In der vorherigen Chrome-Version 147 wurde noch explizit darauf hingewiesen, dass KI-Modelle direkt auf dem Gerät ausgeführt werden, ohne dass Daten an Google-Server gesendet werden. Mit dem Update auf Version 148 wurde dieser Hinweis gestrichen, was zu Spekulationen über die Gründe für diese Änderung geführt hat. Google betont, dass sich an der tatsächlichen Datenverarbeitung nichts geändert habe und die Anpassung der Formulierung lediglich dazu diene, potenzielle Missverständnisse zu vermeiden.

Ein möglicher Hintergrund für diese Änderung könnte die technische Realität der Interaktion mit Webseiten sein. Google weist darauf hin, dass Webseiten, die das integrierte Modell über spezielle Schnittstellen ansprechen, Zugriff auf die Ein- und Ausgaben des Modells erhalten können. In diesem Fall unterliegt die Datenverarbeitung nicht mehr allein der Kontrolle von Chrome, sondern den Datenschutzbestimmungen der jeweiligen Webseite. Dies könnte die pauschale Zusage, dass keine Daten an Server gesendet werden, rechtlich angreifbar machen.

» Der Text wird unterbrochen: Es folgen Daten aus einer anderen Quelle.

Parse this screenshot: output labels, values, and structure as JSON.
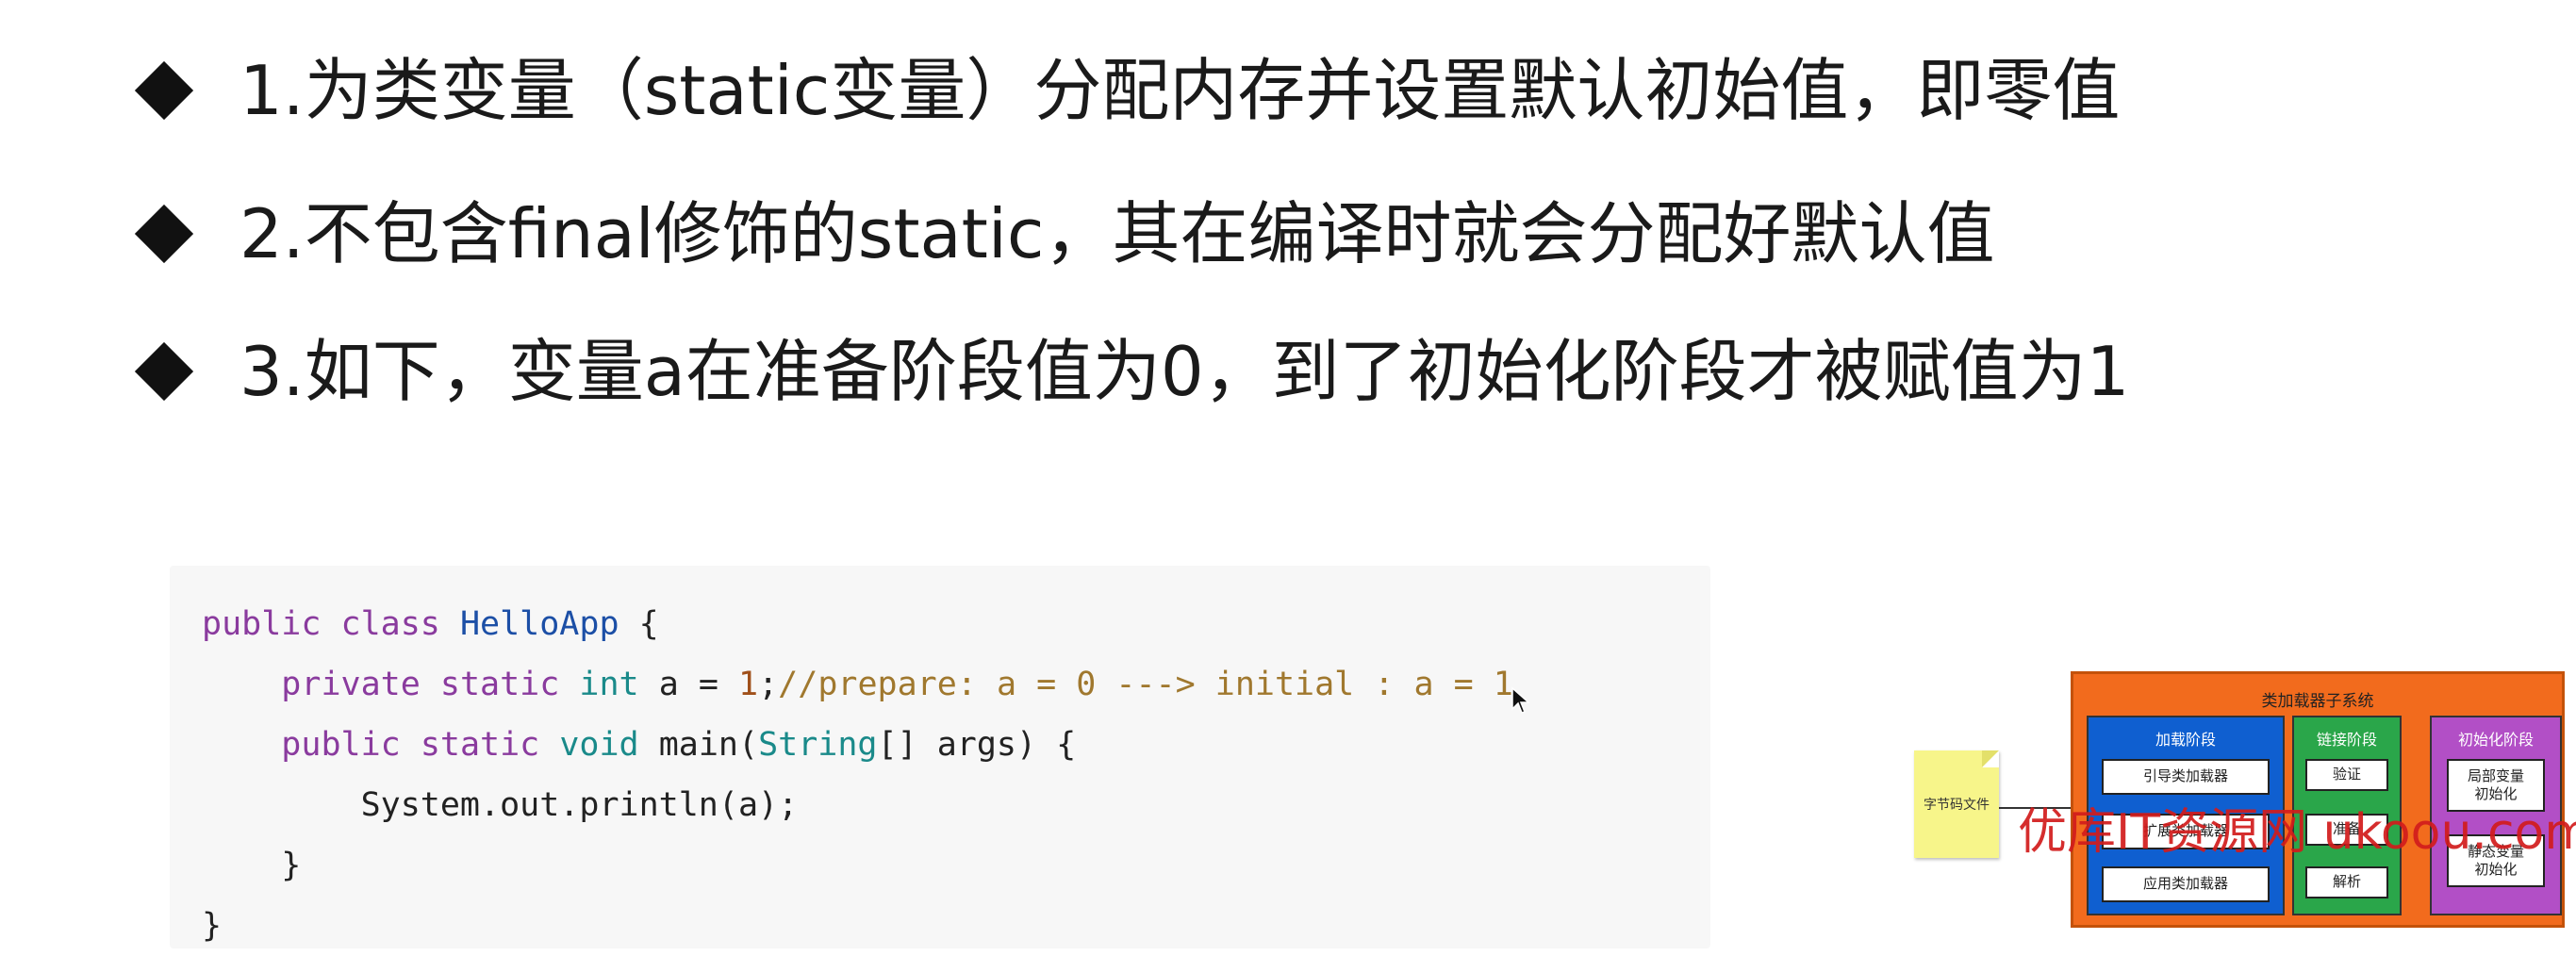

Experten wie der Computerwissenschaftler und Anwalt Alexander Hanff sehen in dieser Änderung ein Warnsignal. Hanff vermutet, dass die ursprüngliche Behauptung entweder unzutreffend war, die Architektur geändert wird oder Google auf Anraten seiner Rechtsabteilung gehandelt hat. Jede dieser Möglichkeiten könnte gegen die Datenschutz-Grundverordnung (DSGVO) verstoßen. Die Diskussion um die Datenflüsse in Chrome wird voraussichtlich auch die europäischen Regulierungsbehörden beschäftigen.